Ele foi pioneiro não apenas em coletar dados, mas também em criar novas e engenhosas maneiras de ilustrá-los. Uma forma de medir a saúde de uma sociedade é aquilo que, na época de Farr, se chamava “tabela da vida”: definir a taxa de mortalidade de uma população específica por idade. (Tabelas da vida são o que nos permitiu ver que a letalidade da Covid-19 tem uma concentração desproporcional entre os idosos, ao contrário da pandemia de gripe de 1918, que matou um número extraordinário de jovens adultos.)

Num de seus primeiros relatórios, Farr fez um experimento com uma forma engenhosa de ilustrar essas diferenças na saúde pública, valendo-se de dados coletados em três comunidades distintas: Londres, que era uma área metropolitana; Liverpool, que era uma área industrial; e Surrey, que era uma área rural. Era, realmente, um conto de duas cidades — e de uma área do interior. Vistas como um tríptico, as ilustrações passavam uma mensagem clara: densidade era destino. 

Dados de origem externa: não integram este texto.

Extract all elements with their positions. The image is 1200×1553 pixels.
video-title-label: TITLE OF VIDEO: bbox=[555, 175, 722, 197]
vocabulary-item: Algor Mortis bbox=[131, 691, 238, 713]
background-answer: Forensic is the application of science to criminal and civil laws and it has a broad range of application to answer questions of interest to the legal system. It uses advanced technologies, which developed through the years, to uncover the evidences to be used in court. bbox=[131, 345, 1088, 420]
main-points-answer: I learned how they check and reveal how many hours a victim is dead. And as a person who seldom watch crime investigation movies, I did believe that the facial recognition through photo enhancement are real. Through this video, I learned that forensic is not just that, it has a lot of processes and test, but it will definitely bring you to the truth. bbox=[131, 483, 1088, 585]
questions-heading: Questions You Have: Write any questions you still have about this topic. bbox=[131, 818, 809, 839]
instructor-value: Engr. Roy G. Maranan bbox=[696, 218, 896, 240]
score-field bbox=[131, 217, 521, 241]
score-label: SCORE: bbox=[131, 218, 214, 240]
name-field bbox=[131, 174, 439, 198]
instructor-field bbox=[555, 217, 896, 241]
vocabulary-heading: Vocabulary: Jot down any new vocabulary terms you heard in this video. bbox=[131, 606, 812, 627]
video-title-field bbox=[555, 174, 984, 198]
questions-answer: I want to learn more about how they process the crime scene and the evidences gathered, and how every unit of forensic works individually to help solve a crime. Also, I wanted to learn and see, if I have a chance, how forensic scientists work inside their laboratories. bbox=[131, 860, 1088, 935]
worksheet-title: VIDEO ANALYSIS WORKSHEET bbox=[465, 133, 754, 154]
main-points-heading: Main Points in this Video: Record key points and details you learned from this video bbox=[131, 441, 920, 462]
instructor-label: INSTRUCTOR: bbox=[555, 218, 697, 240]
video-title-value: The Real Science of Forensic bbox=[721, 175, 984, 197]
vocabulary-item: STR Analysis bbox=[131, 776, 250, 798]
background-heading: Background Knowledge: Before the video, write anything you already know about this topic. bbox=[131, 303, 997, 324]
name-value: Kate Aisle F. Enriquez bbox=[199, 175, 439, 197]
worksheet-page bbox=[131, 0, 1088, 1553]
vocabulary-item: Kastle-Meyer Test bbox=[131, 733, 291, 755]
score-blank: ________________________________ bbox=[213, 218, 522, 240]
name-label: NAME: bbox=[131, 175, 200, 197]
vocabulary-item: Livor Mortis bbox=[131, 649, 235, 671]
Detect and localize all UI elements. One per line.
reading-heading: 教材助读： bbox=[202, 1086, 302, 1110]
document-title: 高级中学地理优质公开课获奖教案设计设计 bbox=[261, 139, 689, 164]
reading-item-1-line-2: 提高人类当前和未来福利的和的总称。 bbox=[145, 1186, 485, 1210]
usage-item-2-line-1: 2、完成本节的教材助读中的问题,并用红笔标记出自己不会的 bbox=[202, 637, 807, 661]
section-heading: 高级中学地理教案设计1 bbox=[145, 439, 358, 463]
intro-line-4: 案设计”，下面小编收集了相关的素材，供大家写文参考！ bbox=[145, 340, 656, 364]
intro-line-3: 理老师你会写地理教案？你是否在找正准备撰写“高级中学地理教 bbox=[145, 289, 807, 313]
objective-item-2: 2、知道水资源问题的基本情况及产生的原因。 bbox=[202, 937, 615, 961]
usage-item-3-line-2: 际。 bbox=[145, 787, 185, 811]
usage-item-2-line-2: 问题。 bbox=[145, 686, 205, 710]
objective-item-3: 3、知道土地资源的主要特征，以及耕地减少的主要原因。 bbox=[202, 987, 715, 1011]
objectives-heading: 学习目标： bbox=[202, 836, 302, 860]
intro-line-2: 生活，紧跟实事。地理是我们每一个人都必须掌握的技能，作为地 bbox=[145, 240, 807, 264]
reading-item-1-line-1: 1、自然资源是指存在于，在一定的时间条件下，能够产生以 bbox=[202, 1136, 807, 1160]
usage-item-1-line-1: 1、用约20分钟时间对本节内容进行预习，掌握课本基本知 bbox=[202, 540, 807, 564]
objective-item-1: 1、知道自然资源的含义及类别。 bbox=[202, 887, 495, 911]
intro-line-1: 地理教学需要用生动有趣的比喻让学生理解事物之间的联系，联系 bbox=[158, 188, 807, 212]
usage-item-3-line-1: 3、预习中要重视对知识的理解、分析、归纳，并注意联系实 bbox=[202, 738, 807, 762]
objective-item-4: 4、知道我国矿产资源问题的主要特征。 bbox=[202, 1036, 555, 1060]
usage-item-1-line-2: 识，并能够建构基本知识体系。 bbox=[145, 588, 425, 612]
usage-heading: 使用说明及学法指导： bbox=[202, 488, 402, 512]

Em Surrey, o aumento da mortalidade após o nascimento era uma curva ascendente e suave, feito uma duna que se ergue acima do nível do mar. Nas cidades, em comparação, a elevação se parecia mais com as falésias de Dover. Aquela subida rápida condensava milhares de tragédias individuais em uma imagem vívida e escandalosa: em Liverpool, mais de metade de todas as crianças morriam antes de completar quinze anos.

A primeira pergunta a que Farr respondeu é relevante para a crise de hoje: até que ponto a densidade urbana contribuía para a taxa de mortalidade? 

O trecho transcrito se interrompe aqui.